La révolution du pape François "jette le trouble dans l'Eglise" (14/08/2023)

De Jean-Marie Guénois sur le site du Figaro via Il Sismografo :

Ordination d’hommes mariés, diaconat féminin... La révolution voulue par le pape François jette le trouble dans l’Église

13 août 2023

Le pape entend modifier en profondeur la gouvernance de l’institution catholique. Une voie contestée par de nombreux laïcs et prêtres.-- En cette fête de l’Assomption de Marie, le 15 août, le monde catholique célèbre l’un de ses plus grands rendez-vous de l’année. Encore bercé par le succès rassurant des JMJ au Portugal, l’Église vit toutefois dans la confusion face aux orientations que le pape entend imposer dès la rentrée à l’institution. La douce consolation estivale de Lisbonne pourrait se transformer en un véritable choc automnal.

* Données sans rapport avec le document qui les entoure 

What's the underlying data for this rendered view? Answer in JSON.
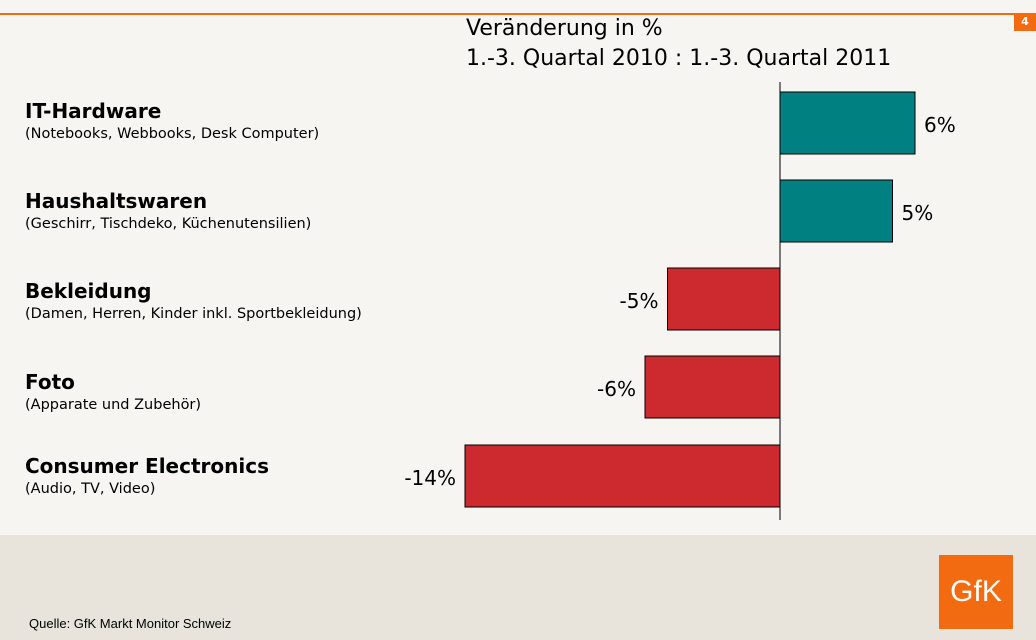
{
  "page_number": "4",
  "source": "Quelle: GfK Markt Monitor Schweiz",
  "logo_text": "GfK",
  "chart_data": {
    "type": "bar",
    "orientation": "horizontal",
    "title": [
      "Veränderung in %",
      "1.-3. Quartal 2010 : 1.-3. Quartal 2011"
    ],
    "categories": [
      {
        "name": "IT-Hardware",
        "sub": "(Notebooks, Webbooks, Desk Computer)"
      },
      {
        "name": "Haushaltswaren",
        "sub": "(Geschirr, Tischdeko, Küchenutensilien)"
      },
      {
        "name": "Bekleidung",
        "sub": "(Damen, Herren, Kinder inkl. Sportbekleidung)"
      },
      {
        "name": "Foto",
        "sub": "(Apparate und Zubehör)"
      },
      {
        "name": "Consumer Electronics",
        "sub": "(Audio, TV, Video)"
      }
    ],
    "values": [
      6,
      5,
      -5,
      -6,
      -14
    ],
    "labels": [
      "6%",
      "5%",
      "-5%",
      "-6%",
      "-14%"
    ],
    "colors": {
      "positive": "#008080",
      "negative": "#cc2a2e"
    },
    "grid": false
  }
}
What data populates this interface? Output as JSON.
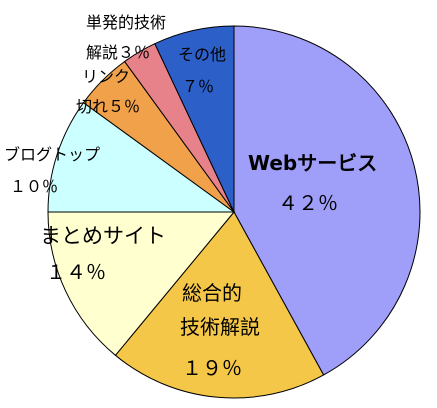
{
  "chart_data": {
    "type": "pie",
    "title": "",
    "start": "top, clockwise",
    "slices": [
      {
        "label": "Webサービス",
        "value": 42,
        "pct_text": "４２％",
        "color": "#9F9FFA"
      },
      {
        "label": "総合的技術解説",
        "value": 19,
        "pct_text": "１９％",
        "color": "#F5C748"
      },
      {
        "label": "まとめサイト",
        "value": 14,
        "pct_text": "１４％",
        "color": "#FFFFD0"
      },
      {
        "label": "ブログトップ",
        "value": 10,
        "pct_text": "１０％",
        "color": "#CCFFFF"
      },
      {
        "label": "リンク切れ",
        "value": 5,
        "pct_text": "５％",
        "color": "#F1A14A"
      },
      {
        "label": "単発的技術解説",
        "value": 3,
        "pct_text": "３％",
        "color": "#E8828A"
      },
      {
        "label": "その他",
        "value": 7,
        "pct_text": "７％",
        "color": "#2D5FC8"
      }
    ]
  },
  "labels": {
    "web_line1": "Webサービス",
    "web_line2": "４２％",
    "sogo_line1": "総合的",
    "sogo_line2": "技術解説",
    "sogo_line3": "１９％",
    "matome_line1": "まとめサイト",
    "matome_line2": "１４％",
    "blog_line1": "ブログトップ",
    "blog_line2": "１０％",
    "link_line1": "リンク",
    "link_line2": "切れ５％",
    "tanpatsu_line1": "単発的技術",
    "tanpatsu_line2": "解説３％",
    "sonota_line1": "その他",
    "sonota_line2": "７％"
  }
}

Juste avant les Journées mondiales de la jeunesse, le pape a en effet confirmé, par des actes forts, sa volonté de réformer l’Église, à tout prix et en trois directions. En premier lieu sa gouvernance, que François veut plus démocratique et décentralisée. La vision théologique catholique ensuite qui ne doit plus être conservatrice mais progressiste, au diapason des évolutions de la société moderne. Et enfin sa succession, qu’il prépare en réduisant à une minorité congrue les cardinaux opposés à sa vision de l’Église parmi ceux qui éliront son successeur.

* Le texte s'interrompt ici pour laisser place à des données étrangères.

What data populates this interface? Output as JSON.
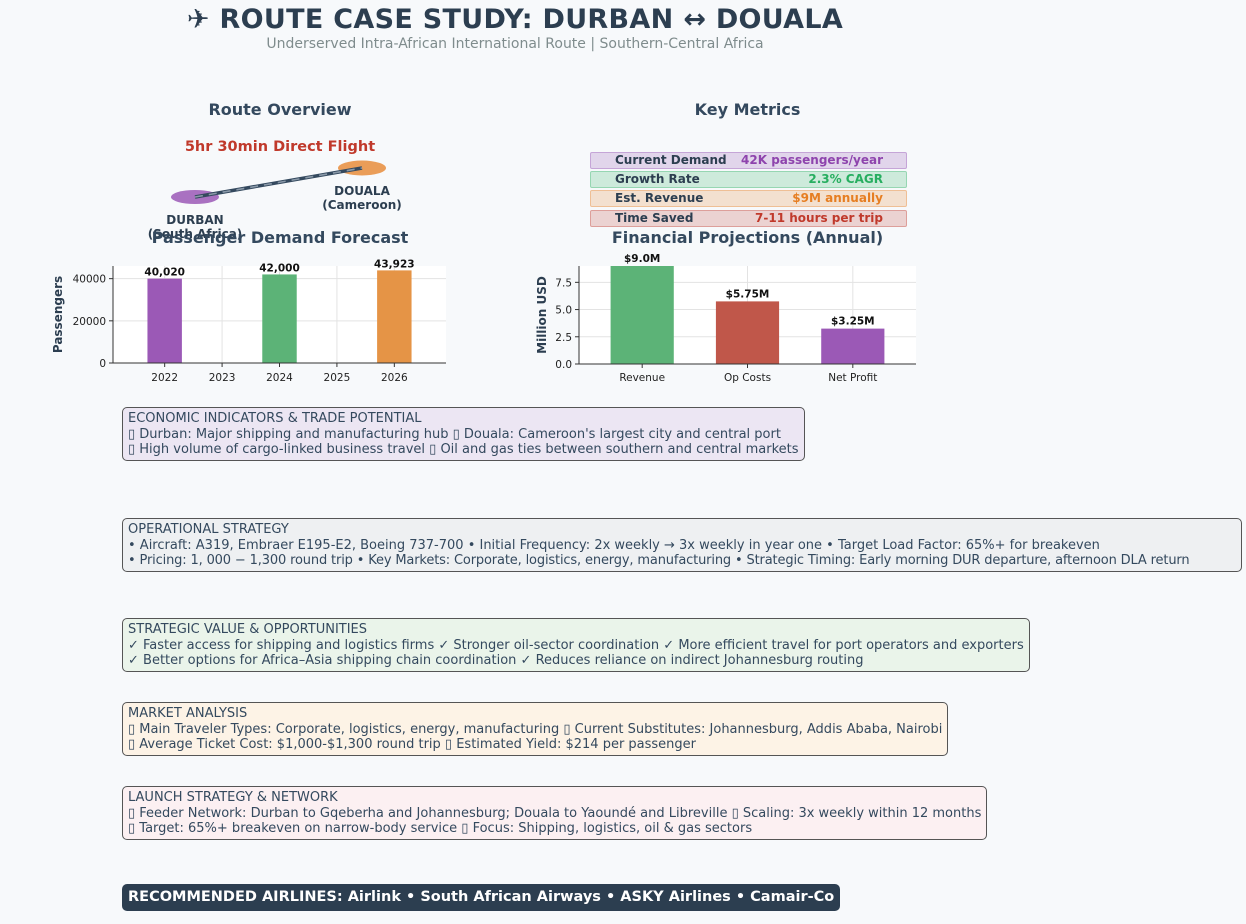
{
  "header": {
    "title": "✈ ROUTE CASE STUDY: DURBAN ↔ DOUALA",
    "subtitle": "Underserved Intra-African International Route | Southern-Central Africa"
  },
  "route_overview": {
    "title": "Route Overview",
    "flight_time": "5hr 30min Direct Flight",
    "origin_city": "DURBAN",
    "origin_country": "(South Africa)",
    "destination_city": "DOUALA",
    "destination_country": "(Cameroon)",
    "origin_color": "#9b59b6",
    "destination_color": "#e67e22"
  },
  "key_metrics": {
    "title": "Key Metrics",
    "rows": [
      {
        "label": "Current Demand",
        "value": "42K passengers/year",
        "color": "#8e44ad"
      },
      {
        "label": "Growth Rate",
        "value": "2.3% CAGR",
        "color": "#27ae60"
      },
      {
        "label": "Est. Revenue",
        "value": "$9M annually",
        "color": "#e67e22"
      },
      {
        "label": "Time Saved",
        "value": "7-11 hours per trip",
        "color": "#c0392b"
      }
    ]
  },
  "chart_data": [
    {
      "type": "bar",
      "title": "Passenger Demand Forecast",
      "ylabel": "Passengers",
      "x": [
        2022,
        2024,
        2026
      ],
      "x_ticks": [
        "2022",
        "2023",
        "2024",
        "2025",
        "2026"
      ],
      "values": [
        40020,
        42000,
        43923
      ],
      "value_labels": [
        "40,020",
        "42,000",
        "43,923"
      ],
      "colors": [
        "#9b59b6",
        "#5cb377",
        "#e59446"
      ],
      "ylim": [
        0,
        46000
      ],
      "y_ticks": [
        0,
        20000,
        40000
      ],
      "grid": true
    },
    {
      "type": "bar",
      "title": "Financial Projections (Annual)",
      "ylabel": "Million USD",
      "categories": [
        "Revenue",
        "Op Costs",
        "Net Profit"
      ],
      "values": [
        9.0,
        5.75,
        3.25
      ],
      "value_labels": [
        "$9.0M",
        "$5.75M",
        "$3.25M"
      ],
      "colors": [
        "#5cb377",
        "#c0574a",
        "#9b59b6"
      ],
      "ylim": [
        0,
        9.0
      ],
      "y_ticks": [
        0.0,
        2.5,
        5.0,
        7.5
      ],
      "grid": true
    }
  ],
  "boxes": {
    "economic": {
      "title": "ECONOMIC INDICATORS & TRADE POTENTIAL",
      "line1": "▯ Durban: Major shipping and manufacturing hub  ▯ Douala: Cameroon's largest city and central port",
      "line2": "▯ High volume of cargo-linked business travel  ▯ Oil and gas ties between southern and central markets",
      "bg": "#ece6f3"
    },
    "operational": {
      "title": "OPERATIONAL STRATEGY",
      "line1": "• Aircraft: A319, Embraer E195-E2, Boeing 737-700  • Initial Frequency: 2x weekly → 3x weekly in year one  • Target Load Factor: 65%+ for breakeven",
      "line2": "• Pricing: 1, 000 − 1,300 round trip  • Key Markets: Corporate, logistics, energy, manufacturing  • Strategic Timing: Early morning DUR departure, afternoon DLA return",
      "bg": "#eef0f2"
    },
    "strategic": {
      "title": "STRATEGIC VALUE & OPPORTUNITIES",
      "line1": "✓ Faster access for shipping and logistics firms  ✓ Stronger oil-sector coordination  ✓ More efficient travel for port operators and exporters",
      "line2": "✓ Better options for Africa–Asia shipping chain coordination  ✓ Reduces reliance on indirect Johannesburg routing",
      "bg": "#eaf4ea"
    },
    "market": {
      "title": "MARKET ANALYSIS",
      "line1": "▯ Main Traveler Types: Corporate, logistics, energy, manufacturing  ▯ Current Substitutes: Johannesburg, Addis Ababa, Nairobi",
      "line2": "▯ Average Ticket Cost: $1,000-$1,300 round trip  ▯ Estimated Yield: $214 per passenger",
      "bg": "#fdf3e6"
    },
    "launch": {
      "title": "LAUNCH STRATEGY & NETWORK",
      "line1": "▯ Feeder Network: Durban to Gqeberha and Johannesburg; Douala to Yaoundé and Libreville  ▯ Scaling: 3x weekly within 12 months",
      "line2": "▯ Target: 65%+ breakeven on narrow-body service  ▯ Focus: Shipping, logistics, oil & gas sectors",
      "bg": "#fcf0f2"
    }
  },
  "footer": {
    "text": "RECOMMENDED AIRLINES: Airlink • South African Airways • ASKY Airlines • Camair-Co"
  }
}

Ainsi, le 20 juin, faisait-il publier un audacieux «document de travail» (instrumentum laboris), qui guidera le prochain synode réformateur sur la gouvernance de l’Église. Cette assemblée réunira au Vatican trois cents évêques et expert laïcs en deux sessions, programmées en octobre prochain et un an plus tard. Le 7 juillet, le Vatican dévoilait la liste décisive des participants à ce synode, choisis, en majorité, pour leur opinion en faveur de la réforme.

Parmi eux, François a voulu par exemple nommer James Martin, un jésuite américain, leader de la défense de la cause LGBTQ+. Ce religieux est un symbole. Il est aussi extrêmement efficace et ne sera pas inerte lors de l’assemblée pour faire avancer le dossier de la bénédiction des couples homosexuels, l’une des réformes publiquement demandées par ce synode.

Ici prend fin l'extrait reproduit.